Les parents de Monique employaient deux prisonniers allemands qui partageaient à la même table le repas du midi : « C’étaient des hommes très courtois. L’un d’eux s’appelait Georges et avait deux enfants en Allemagne dont il nous montrait les photos. L’autre était un jeune étudiant qui parlait couramment anglais. Ainsi nous avions pu communiquer un peu grâce à une jeune fille voisine qui avait étudier l’anglais au lycée. Cet Allemand, Georges, si gentil, si humain, nous avait réconciliés avec son peuple dont nous avions une triste opinion depuis le massacre d’Oradour-sur-Glane. […] Nous haïssions les Allemands. À l’école, petites filles de huit ans, nous en parlions et je me souviens qu’on souhaitait leur enfoncer des pointes dans les yeux !! Il n’y avait pas que le massacre d’Oradour qui alimentait la haine : à Brantôme et dans la campagne proche, beaucoup de gens avaient été fusillés, leurs maisons incendiées […] Il y avait aussi tous ces Juifs qu’on emmenaient sans ménagement. Ils étaient nombreux dans la région depuis l’exode. J’avais une petite copine, Ruth, qui a ainsi été emmenée avec sa famille, nous ne savions pas où ni pourquoi… »
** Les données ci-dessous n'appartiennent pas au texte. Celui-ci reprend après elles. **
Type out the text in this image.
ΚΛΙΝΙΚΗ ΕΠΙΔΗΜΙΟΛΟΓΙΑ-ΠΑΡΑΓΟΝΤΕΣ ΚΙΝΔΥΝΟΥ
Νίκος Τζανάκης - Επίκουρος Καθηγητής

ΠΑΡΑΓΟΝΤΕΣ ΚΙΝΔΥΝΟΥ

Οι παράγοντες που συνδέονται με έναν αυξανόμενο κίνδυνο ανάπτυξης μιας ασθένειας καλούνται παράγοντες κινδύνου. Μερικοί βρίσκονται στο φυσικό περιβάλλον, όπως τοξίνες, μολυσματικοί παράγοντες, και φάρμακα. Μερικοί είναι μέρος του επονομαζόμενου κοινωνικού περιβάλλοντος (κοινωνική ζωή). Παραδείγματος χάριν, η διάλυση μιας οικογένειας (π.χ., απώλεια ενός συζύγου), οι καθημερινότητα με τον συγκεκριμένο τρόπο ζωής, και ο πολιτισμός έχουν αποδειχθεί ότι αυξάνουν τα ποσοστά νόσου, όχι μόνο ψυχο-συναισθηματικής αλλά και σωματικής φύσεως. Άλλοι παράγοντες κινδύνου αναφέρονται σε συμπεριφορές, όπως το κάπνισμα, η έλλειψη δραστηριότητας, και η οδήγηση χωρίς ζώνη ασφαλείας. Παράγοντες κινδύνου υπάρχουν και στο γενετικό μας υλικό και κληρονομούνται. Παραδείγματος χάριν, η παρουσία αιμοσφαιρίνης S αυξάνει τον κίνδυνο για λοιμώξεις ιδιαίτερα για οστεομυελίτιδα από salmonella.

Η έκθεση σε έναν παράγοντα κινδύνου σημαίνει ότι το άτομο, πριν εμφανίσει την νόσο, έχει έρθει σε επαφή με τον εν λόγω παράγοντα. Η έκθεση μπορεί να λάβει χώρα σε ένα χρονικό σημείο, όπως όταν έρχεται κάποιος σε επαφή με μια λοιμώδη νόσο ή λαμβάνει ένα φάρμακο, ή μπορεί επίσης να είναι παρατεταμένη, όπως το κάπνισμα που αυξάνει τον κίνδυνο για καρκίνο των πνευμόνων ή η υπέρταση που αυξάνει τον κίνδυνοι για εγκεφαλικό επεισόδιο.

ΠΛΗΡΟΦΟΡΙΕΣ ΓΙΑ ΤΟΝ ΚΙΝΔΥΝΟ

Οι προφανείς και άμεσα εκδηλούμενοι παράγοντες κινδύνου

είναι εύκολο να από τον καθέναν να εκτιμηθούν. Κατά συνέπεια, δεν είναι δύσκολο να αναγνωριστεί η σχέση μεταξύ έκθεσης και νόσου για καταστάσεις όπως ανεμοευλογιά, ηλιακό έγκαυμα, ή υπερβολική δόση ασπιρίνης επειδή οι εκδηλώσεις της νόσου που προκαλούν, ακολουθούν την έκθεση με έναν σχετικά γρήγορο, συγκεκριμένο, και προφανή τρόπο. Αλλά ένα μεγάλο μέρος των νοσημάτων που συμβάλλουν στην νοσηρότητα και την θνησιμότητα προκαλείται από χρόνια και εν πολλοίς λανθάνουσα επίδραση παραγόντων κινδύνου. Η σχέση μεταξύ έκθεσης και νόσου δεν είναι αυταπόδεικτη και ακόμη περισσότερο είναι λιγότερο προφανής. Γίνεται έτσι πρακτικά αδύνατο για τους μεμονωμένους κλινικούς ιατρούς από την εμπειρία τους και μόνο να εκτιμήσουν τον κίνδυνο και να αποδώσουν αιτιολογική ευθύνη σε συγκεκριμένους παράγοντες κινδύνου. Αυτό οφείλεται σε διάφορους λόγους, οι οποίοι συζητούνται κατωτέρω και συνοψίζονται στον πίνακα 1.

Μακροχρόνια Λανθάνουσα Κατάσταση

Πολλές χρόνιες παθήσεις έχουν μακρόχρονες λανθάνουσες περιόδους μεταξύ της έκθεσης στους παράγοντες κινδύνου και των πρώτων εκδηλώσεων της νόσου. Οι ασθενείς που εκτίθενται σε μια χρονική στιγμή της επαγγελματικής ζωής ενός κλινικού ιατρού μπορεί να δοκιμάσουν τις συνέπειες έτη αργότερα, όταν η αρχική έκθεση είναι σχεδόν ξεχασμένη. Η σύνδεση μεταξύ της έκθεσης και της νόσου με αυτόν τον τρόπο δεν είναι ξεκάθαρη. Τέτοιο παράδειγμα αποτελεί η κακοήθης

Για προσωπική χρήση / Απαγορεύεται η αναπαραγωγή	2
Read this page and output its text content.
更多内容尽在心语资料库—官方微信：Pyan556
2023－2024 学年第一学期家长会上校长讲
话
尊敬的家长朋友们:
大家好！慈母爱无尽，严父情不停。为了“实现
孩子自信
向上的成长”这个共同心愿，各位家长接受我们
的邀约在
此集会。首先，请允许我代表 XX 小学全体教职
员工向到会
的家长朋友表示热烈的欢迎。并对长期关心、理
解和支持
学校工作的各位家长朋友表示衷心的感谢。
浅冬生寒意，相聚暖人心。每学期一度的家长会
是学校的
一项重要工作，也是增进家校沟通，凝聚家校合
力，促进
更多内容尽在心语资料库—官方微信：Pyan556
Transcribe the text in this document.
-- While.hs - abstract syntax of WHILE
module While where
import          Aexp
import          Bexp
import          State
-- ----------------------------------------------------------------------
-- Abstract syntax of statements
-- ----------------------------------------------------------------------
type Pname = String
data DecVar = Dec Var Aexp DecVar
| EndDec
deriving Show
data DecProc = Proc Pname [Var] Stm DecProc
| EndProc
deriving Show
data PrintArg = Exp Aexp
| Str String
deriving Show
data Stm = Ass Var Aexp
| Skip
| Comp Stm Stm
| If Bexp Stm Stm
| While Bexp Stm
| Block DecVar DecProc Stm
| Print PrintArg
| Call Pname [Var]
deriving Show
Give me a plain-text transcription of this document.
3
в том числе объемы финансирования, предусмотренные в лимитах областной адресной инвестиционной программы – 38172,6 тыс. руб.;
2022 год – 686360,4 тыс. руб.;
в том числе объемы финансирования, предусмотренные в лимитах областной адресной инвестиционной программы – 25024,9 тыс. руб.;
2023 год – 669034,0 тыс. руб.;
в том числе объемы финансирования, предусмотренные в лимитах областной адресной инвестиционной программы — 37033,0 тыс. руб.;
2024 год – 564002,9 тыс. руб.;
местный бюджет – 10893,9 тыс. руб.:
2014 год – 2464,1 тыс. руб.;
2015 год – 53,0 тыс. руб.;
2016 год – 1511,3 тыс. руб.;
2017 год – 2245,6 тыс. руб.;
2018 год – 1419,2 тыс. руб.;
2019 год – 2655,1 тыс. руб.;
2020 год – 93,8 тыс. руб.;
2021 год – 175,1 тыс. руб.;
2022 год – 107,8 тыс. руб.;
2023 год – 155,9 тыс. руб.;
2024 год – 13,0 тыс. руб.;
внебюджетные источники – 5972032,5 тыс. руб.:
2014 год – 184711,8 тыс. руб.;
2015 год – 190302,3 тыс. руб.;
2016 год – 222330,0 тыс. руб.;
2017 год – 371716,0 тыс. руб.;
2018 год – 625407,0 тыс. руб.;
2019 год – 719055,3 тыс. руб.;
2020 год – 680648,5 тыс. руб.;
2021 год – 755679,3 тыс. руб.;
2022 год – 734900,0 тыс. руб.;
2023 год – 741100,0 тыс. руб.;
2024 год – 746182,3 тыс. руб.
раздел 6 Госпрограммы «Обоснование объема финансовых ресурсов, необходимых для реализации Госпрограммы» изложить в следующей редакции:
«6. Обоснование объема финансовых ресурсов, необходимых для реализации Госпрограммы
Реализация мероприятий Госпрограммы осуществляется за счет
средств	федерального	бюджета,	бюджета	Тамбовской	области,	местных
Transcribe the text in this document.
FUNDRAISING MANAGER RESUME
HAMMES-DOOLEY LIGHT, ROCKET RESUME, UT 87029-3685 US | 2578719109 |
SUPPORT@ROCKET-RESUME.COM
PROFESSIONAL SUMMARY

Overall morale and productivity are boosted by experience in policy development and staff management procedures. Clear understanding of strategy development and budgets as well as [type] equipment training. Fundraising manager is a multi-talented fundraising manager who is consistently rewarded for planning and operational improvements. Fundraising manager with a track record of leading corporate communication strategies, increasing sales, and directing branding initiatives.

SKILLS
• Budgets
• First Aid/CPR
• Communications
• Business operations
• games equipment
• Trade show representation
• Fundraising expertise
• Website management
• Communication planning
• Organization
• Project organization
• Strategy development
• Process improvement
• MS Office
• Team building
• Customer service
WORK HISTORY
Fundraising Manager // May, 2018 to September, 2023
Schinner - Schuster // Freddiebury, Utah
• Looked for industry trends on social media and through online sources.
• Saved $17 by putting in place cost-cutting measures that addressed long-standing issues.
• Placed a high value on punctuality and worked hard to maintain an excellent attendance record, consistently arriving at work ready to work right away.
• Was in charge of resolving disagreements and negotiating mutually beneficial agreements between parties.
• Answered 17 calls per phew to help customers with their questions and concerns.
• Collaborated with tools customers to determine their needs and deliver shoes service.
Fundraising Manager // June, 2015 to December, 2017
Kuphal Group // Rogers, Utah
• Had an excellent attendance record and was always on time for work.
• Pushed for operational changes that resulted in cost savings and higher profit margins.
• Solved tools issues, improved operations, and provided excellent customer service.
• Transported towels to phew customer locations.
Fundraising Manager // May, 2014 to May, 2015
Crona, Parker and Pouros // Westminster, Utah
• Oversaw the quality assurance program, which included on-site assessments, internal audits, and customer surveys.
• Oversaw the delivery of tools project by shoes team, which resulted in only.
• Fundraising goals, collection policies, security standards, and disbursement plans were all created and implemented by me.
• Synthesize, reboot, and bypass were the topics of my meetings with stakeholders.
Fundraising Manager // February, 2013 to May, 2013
Pierre Garen, rattaché à la 415e compagnie de garde des prisonniers de guerre stationnée à Brantôme, se souvient d’un Allemand qui travaillait à Villars et qui, au moment de repartir outre-Rhin, demanda à son employeur la permission d’emporter un pied de vigne qu’il envisageait de replanter chez lui, en souvenir de son séjour en France…
Le 16 septembre 1948, le directeur de l’enregistrement des Domaines et du Timbre à Périgueux est sollicité par le secrétaire général du préfet à propos de l’utilisation de « l’ancien dépôt de prisonniers de guerre allemand de Brantôme », laissé vacant…
Sources :
Archives départementales de la Dordogne, 1 W 567.
Témoignages de Monique Desvergne (Brantôme) et de Pierre Garen (Nontronneau).
Ce texte complète l’article publié le 12 janvier 2012 : Le dépôt de prisonniers de guerre de l’Axe n° 125 de Brantôme
Bonjour
M’autorisez-vous à reproduire cet article à la suite de mon texte : » Les Français au travail pour l’Allemagne Nazie (1940-1945) « ? Ce texte est hébergé par Atramenta.
Cordialement,
jp D
Bonjour Jean-Pierre,
À la condition d’en indiquer la source, si possible avec un lien, je ne m’y oppose pas.